Employee Handbook to E-Learning Course
Nov 26, 2012
Still rather new at developing e-learning courses and needing help with brainstorming. I'm in the process of turning a basic employee handbook (attendance, drug policy, office attire, harassment, safety, etc) into an e-learning course. I have the flexibility to break it into multiple courses, I just need help in getting started. I am using Storyline. How do I keep the course from becoming a boring click and read? I'm looking for some interactivity, a way for the learner to pull information, and perspective. Any advice would be much appreciated!
9 Replies
What is the purpose of the course(s)? Will this be a mandatory course, just in time resource, etc?
The course(s) will be mandatory, as a part of new employee training.
Being that it is mandatory makes it a little more trickly. Mainly because many of the participants of the course will not want to be there.
So here is my two cents:
Approach
One idea would be to have a course containing the "must know" information when they enter the organization. Keep it to what they have to know. Then you can build other courses containing more detailed information in each section that has to be completed within the next two months or so. That way they take in the information a bit at a time.
Another approach is to ask to participant to look up the information. If they need to know how many days in advance they need to request vacation, then ask them to find the answer in the handbook. This is assuming the handbook is electronic and easily searchable. One advantage of this is that they get used to answering their own questions instead of being spoon fed the information.
Design
As for design you might think about creating a virtual office with folders and drawers labeled with the different sections of the handbook. Clicking on the folder or drawer will take the participant to that scene.
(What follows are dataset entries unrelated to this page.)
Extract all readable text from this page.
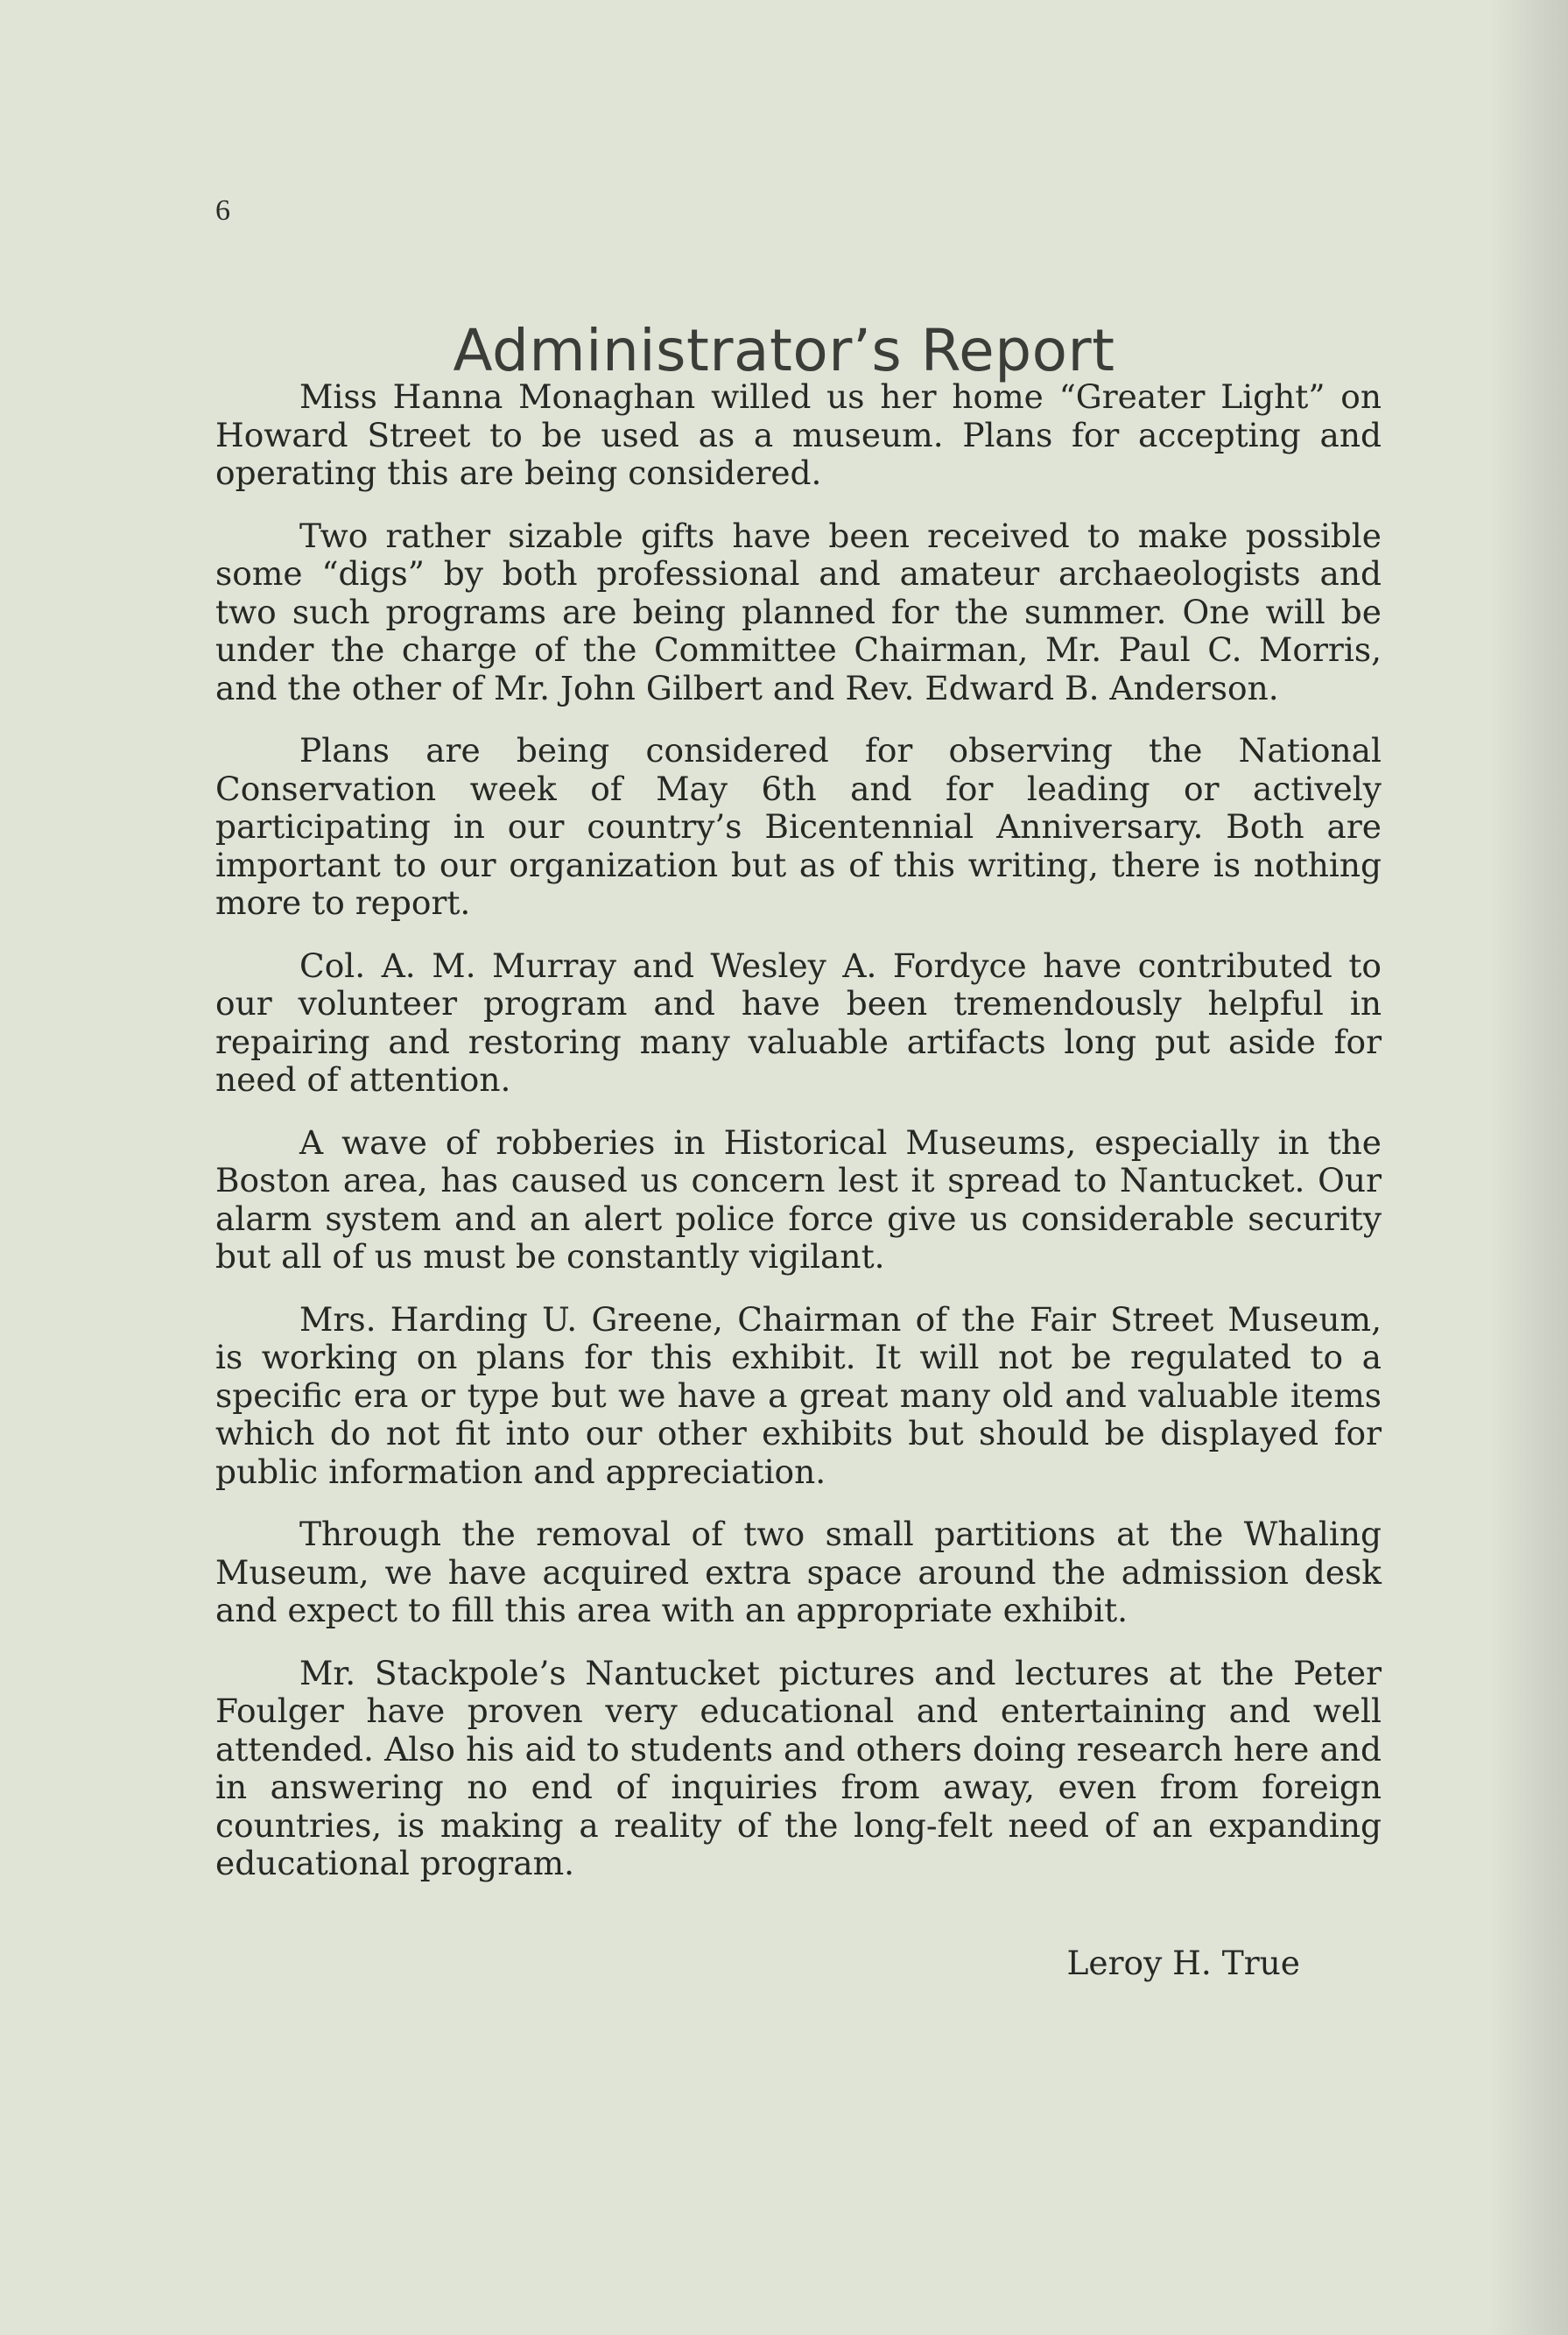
6
Administrator’s Report

Miss Hanna Monaghan willed us her home “Greater Light” on Howard Street to be used as a museum. Plans for accepting and operating this are being considered.

Two rather sizable gifts have been received to make possible some “digs” by both professional and amateur archaeologists and two such programs are being planned for the summer. One will be under the charge of the Committee Chairman, Mr. Paul C. Morris, and the other of Mr. John Gilbert and Rev. Edward B. Anderson.

Plans are being considered for observing the National Conservation week of May 6th and for leading or actively participating in our country’s Bicentennial Anniversary. Both are important to our organization but as of this writing, there is nothing more to report.

Col. A. M. Murray and Wesley A. Fordyce have contributed to our volunteer program and have been tremendously helpful in repairing and restoring many valuable artifacts long put aside for need of attention.

A wave of robberies in Historical Museums, especially in the Boston area, has caused us concern lest it spread to Nantucket. Our alarm system and an alert police force give us considerable security but all of us must be constantly vigilant.

Mrs. Harding U. Greene, Chairman of the Fair Street Museum, is working on plans for this exhibit. It will not be regulated to a specific era or type but we have a great many old and valuable items which do not fit into our other exhibits but should be displayed for public information and appreciation.

Through the removal of two small partitions at the Whaling Museum, we have acquired extra space around the admission desk and expect to fill this area with an appropriate exhibit.

Mr. Stackpole’s Nantucket pictures and lectures at the Peter Foulger have proven very educational and entertaining and well attended. Also his aid to students and others doing research here and in answering no end of inquiries from away, even from foreign countries, is making a reality of the long-felt need of an expanding educational program.

Leroy H. True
You could also simulate a conversation with an employee and a boss as they deal with different situations.
Lastly, you could always create a superhero and make it a comic book story. But that takes a lot of creativity, time, and effort so it may not be worth it.
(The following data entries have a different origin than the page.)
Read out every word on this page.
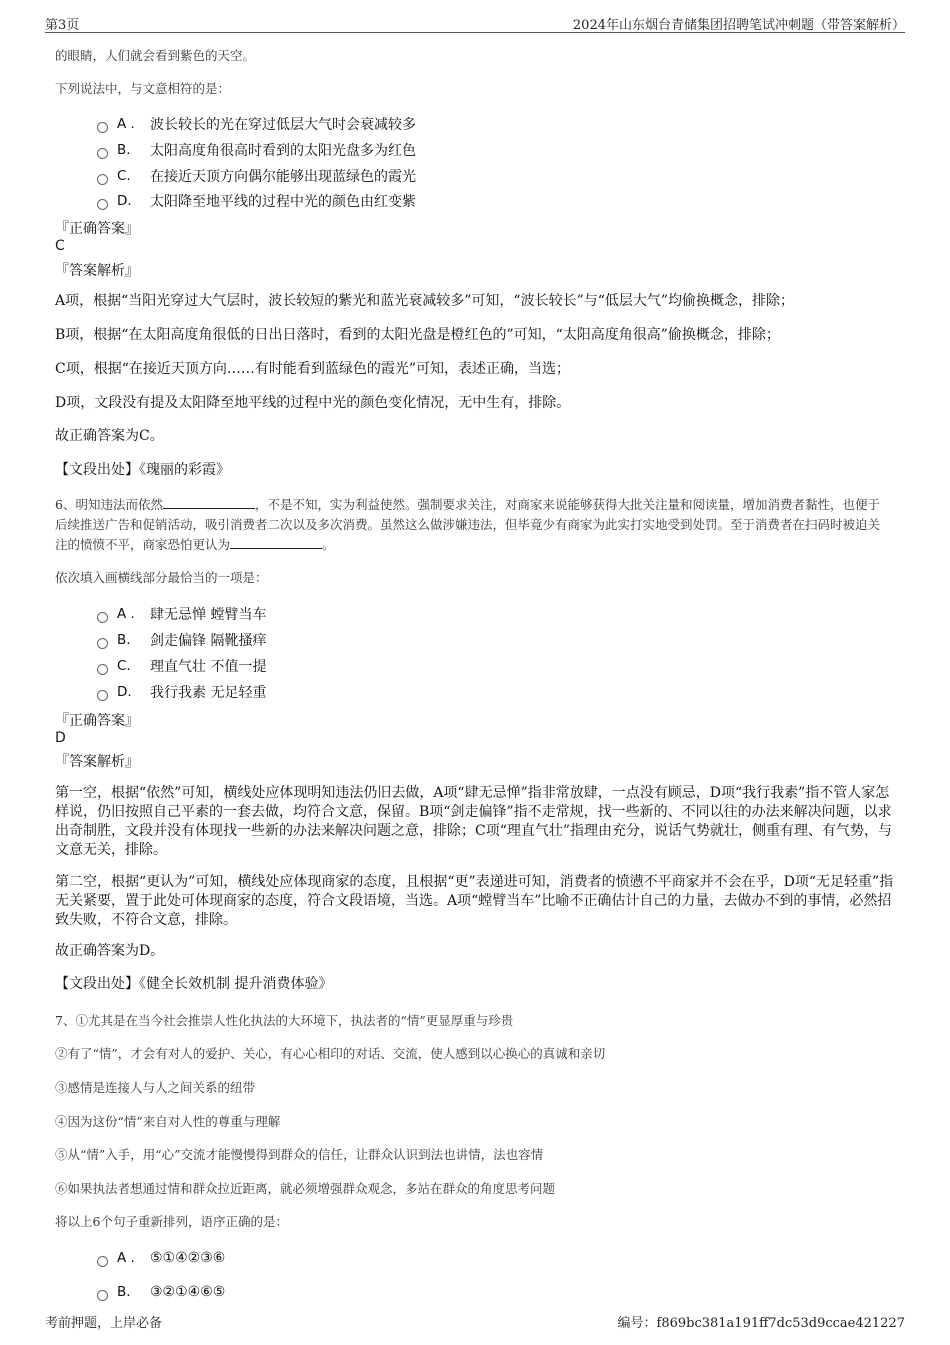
第3页	2024年山东烟台青储集团招聘笔试冲刺题（带答案解析）
的眼睛，人们就会看到紫色的天空。
下列说法中，与文意相符的是：
A .	波长较长的光在穿过低层大气时会衰减较多
B.	太阳高度角很高时看到的太阳光盘多为红色
C.	在接近天顶方向偶尔能够出现蓝绿色的霞光
D.	太阳降至地平线的过程中光的颜色由红变紫
『正确答案』
C
『答案解析』
A项，根据“当阳光穿过大气层时，波长较短的紫光和蓝光衰减较多”可知，“波长较长”与“低层大气”均偷换概念，排除；
B项，根据“在太阳高度角很低的日出日落时，看到的太阳光盘是橙红色的”可知，“太阳高度角很高”偷换概念，排除；
C项，根据“在接近天顶方向……有时能看到蓝绿色的霞光”可知，表述正确，当选；
D项，文段没有提及太阳降至地平线的过程中光的颜色变化情况，无中生有，排除。
故正确答案为C。
【文段出处】《瑰丽的彩霞》
6、明知违法而依然	，不是不知，实为利益使然。强制要求关注，对商家来说能够获得大批关注量和阅读量，增加消费者黏性，也便于后续推送广告和促销活动，吸引消费者二次以及多次消费。虽然这么做涉嫌违法，但毕竟少有商家为此实打实地受到处罚。至于消费者在扫码时被迫关注的愤愤不平，商家恐怕更认为	。
依次填入画横线部分最恰当的一项是：
A .	肆无忌惮 螳臂当车
B.	剑走偏锋 隔靴搔痒
C.	理直气壮 不值一提
D.	我行我素 无足轻重
『正确答案』
D
『答案解析』
第一空，根据“依然”可知，横线处应体现明知违法仍旧去做，A项“肆无忌惮”指非常放肆，一点没有顾忌，D项“我行我素”指不管人家怎样说，仍旧按照自己平素的一套去做，均符合文意，保留。B项“剑走偏锋”指不走常规，找一些新的、不同以往的办法来解决问题，以求出奇制胜，文段并没有体现找一些新的办法来解决问题之意，排除；C项“理直气壮”指理由充分，说话气势就壮，侧重有理、有气势，与文意无关，排除。
第二空，根据“更认为”可知，横线处应体现商家的态度，且根据“更”表递进可知，消费者的愤懑不平商家并不会在乎，D项“无足轻重”指无关紧要，置于此处可体现商家的态度，符合文段语境，当选。A项“螳臂当车”比喻不正确估计自己的力量，去做办不到的事情，必然招致失败，不符合文意，排除。
故正确答案为D。
【文段出处】《健全长效机制 提升消费体验》
7、①尤其是在当今社会推崇人性化执法的大环境下，执法者的“情”更显厚重与珍贵
②有了“情”，才会有对人的爱护、关心，有心心相印的对话、交流，使人感到以心换心的真诚和亲切
③感情是连接人与人之间关系的纽带
④因为这份“情”来自对人性的尊重与理解
⑤从“情”入手，用“心”交流才能慢慢得到群众的信任，让群众认识到法也讲情，法也容情
⑥如果执法者想通过情和群众拉近距离，就必须增强群众观念，多站在群众的角度思考问题
将以上6个句子重新排列，语序正确的是：
A .	⑤①④②③⑥
B.	③②①④⑥⑤
考前押题，上岸必备	编号：f869bc381a191ff7dc53d9ccae421227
I hope something I wrote sparks an idea that is useful to you.
I am pretty new, as well, and found a LOT of inspiration in Tom's blogs: http://www.articulate.com/rapid-elearning/
Hi, I have created something similar for a transport organisation. As Travis has said, get them to go and look up the information then come back and answer the questions. I would also break it up into multiple modules wherever possible, maybe Your Organisation, (which would have Policies, Attendance etc), Health & Safety, Work Attire, that way it isn't too overbearing for the new learner.
Design - I made mine a road, (because we are transport) with stops along the way that the user could click on to go to the different sections, so try to theme it around the type of business you are in. Or I like Travis's idea of folders and drawers too.
In some areas, where I asked a question, I put on the slide where they could find the information before answering, so I wasn't setting them up to fail, but encouraging them to go off into our intranet, read the appropriate bits, then come back and successfully fill in what was required.
Good luck.
Just an idea for layout and design.
How about breaking out the course into smaller sections and each section represents a machine. The viewer has to view and complete each section to make that "part" work. Once all the parts work, the machine (company) becomes alive with activity like a well oiled...err machine.
A lot of great ideas here. Thanks to all. Can't wait to try some of them with our next project.
Hello Ina...would love to see what you finally come up with! Good luck to you!